Women in STEM Industries

march 6, 2020

Silhouettes of female figureheads illustration

International Women’s Day celebrates the social, economic, cultural and political achievements of women. It was first celebrated on March 19th, 1911 in Austria, Denmark, Germany, and Switzerland. Both men and women attended rallies to speak up for women’s rights to vote and to work. However, even with these huge efforts, there is still a long way to go. According to Catalyst, the higher the corporate ladder, the fewer the women in S&P 500 companies. STEM Women states that the percentage of female students studying engineering and technology degrees made up of a mere 19% of the total students between 2017 and 2018.

International Women’s Day 2020 #EachforEqual campaign emphasizes that each and every individual can make a drastic difference for gender equality by raising awareness or celebrating women’s achievements.

Women have made and are continually making huge impacts in many industries, especially in technology. In the 19th century, there were few women who pursued a career in the STEM fields. However, positions and opportunities were limited. Only single women were able to stay with their Science and Technology jobs. But, this didn’t stop women like Ada Lovelace and Grace Hopper.

Ada Lovelance

Lovelace performed as the key interpreter for Babbage’s project, “the analytical engine”. This mathematical machine has thousands of cogwheels having the ability to perform more functions with higher accuracy. Lovelace translated an article by Charles Babbage, adding in her own notes including machine algorithms and how Babbage’s device works. She was able to contribute her knowledge and wisdom to computer science.

Image Source: 1843 Magazine

Grace Hopper

The mother of computing. Hopper firmly believed that computer code could be written or read by computers in the English language. She led the development of the first computer language compiler, a precursor of the Common Business Oriented Language. In 1991, Hopper was the first female awarded the National Medal of Technology for her contributions to tech innovation.

Image Source: Yale

These women helped pave a path for other women in the 21st century and beyond to continue to contribute to technologies’ rapid growth rate.

Megan Price

Price once stated in an interview with Amstat News that she has always been a math nerd.

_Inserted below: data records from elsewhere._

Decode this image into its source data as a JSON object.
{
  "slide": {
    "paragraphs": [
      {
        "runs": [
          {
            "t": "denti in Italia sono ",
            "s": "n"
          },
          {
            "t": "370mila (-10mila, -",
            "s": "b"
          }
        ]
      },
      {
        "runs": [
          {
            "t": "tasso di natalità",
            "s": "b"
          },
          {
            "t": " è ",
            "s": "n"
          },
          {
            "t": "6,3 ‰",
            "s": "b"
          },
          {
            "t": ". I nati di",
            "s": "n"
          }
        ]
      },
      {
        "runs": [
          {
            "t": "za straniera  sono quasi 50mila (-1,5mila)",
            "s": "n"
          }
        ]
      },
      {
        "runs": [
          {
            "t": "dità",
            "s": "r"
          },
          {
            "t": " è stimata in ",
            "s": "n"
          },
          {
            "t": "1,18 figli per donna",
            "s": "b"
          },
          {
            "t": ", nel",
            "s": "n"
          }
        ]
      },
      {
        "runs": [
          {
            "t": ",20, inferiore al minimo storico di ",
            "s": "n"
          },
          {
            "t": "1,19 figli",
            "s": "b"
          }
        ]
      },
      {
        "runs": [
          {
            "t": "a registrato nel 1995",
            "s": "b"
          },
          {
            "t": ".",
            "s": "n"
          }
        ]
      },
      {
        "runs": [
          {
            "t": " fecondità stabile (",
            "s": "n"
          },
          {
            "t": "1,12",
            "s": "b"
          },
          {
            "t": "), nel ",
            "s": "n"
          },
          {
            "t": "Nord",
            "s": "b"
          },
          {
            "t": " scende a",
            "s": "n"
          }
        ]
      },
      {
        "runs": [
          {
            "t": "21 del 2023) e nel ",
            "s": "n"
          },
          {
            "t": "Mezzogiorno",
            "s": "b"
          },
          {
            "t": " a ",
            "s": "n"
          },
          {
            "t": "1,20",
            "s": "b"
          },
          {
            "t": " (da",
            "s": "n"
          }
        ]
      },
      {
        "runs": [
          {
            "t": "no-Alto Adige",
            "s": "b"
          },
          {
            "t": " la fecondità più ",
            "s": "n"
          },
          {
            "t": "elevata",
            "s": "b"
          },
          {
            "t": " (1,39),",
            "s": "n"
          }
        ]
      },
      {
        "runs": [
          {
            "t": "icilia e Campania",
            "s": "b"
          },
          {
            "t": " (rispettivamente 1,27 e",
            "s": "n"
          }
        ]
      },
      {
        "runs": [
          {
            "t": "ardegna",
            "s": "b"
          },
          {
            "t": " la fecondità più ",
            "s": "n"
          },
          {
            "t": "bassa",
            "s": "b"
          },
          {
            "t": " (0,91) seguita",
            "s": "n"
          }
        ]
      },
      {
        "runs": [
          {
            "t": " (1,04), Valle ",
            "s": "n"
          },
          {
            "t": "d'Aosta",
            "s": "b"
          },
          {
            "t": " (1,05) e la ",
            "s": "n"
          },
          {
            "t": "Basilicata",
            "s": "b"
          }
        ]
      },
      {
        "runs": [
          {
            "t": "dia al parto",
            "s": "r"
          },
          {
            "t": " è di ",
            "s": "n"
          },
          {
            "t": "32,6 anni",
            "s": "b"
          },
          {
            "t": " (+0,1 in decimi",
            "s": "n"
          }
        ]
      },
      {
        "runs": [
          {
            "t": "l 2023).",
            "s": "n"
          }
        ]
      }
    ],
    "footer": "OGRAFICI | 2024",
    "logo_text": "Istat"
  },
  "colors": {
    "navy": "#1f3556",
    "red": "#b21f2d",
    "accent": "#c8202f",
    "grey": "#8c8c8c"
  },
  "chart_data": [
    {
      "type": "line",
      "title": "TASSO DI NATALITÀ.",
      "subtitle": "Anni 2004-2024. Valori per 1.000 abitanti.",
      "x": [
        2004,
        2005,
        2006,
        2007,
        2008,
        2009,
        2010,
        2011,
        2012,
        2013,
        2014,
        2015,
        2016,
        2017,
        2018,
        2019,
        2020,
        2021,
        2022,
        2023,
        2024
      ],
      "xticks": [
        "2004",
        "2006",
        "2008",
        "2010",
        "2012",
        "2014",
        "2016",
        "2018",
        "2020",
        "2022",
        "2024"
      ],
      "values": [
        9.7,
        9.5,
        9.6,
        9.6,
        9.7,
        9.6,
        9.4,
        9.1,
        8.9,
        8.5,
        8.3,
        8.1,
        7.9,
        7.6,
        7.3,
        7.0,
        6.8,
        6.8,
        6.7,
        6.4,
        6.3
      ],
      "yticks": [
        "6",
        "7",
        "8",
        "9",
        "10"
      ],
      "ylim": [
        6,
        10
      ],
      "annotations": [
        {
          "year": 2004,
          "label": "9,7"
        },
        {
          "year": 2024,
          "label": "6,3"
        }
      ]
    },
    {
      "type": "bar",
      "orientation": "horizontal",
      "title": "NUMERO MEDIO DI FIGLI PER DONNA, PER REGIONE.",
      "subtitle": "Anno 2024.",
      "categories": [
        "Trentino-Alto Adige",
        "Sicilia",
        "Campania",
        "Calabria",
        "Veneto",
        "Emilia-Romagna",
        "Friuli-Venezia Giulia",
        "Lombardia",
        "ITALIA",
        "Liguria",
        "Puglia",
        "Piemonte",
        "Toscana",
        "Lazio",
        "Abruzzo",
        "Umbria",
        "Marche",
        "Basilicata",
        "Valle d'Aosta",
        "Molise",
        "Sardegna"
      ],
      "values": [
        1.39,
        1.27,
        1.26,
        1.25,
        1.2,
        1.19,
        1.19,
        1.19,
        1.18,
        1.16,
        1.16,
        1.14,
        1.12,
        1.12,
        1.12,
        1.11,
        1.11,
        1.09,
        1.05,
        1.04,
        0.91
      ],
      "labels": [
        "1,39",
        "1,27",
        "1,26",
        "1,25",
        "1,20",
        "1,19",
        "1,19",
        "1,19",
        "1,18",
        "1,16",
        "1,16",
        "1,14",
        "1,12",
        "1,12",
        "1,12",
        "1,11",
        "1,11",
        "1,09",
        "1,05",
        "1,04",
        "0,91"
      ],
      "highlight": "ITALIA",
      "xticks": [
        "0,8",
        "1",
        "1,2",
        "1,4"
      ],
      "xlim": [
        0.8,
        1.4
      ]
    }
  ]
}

She obtained her Bachelor’s and Master’s degree in the field of Statistics and earned her Doctorate in Biostatistics. She currently serves as the executive director at the Human Rights Data Analysis Group. Her strategies and methods for statistical analysis of human rights resulted in further advancing philanthropic endeavors.

Image Source: HRDAG

Neha Narkhede

Narkhede worked at Linkedin as a Senior Software Engineer. She and her team were able to develop Apache Kafka, a system capable of processing billions of events each day. This system is good for implementing large scale message processing applications, metric gathering, activity tracking, etc. She is currently the co-founder and CTO of Confluent, a streaming data technology company.

Image Source: Twitter

Although there is still a low percentage of women in STEM, there are ways to empower and encourage women in these fields. Offering support, recognizing gender bias, and including everyone’s voices can go a long way in pushing towards the efforts of women’s equality. At MEDL Mobile, we possess a high value of diversity in the workplace and believe in its intrinsic value. A diverse environment encourages innovative thinking, an exchange of diverse ideas, and different perspectives.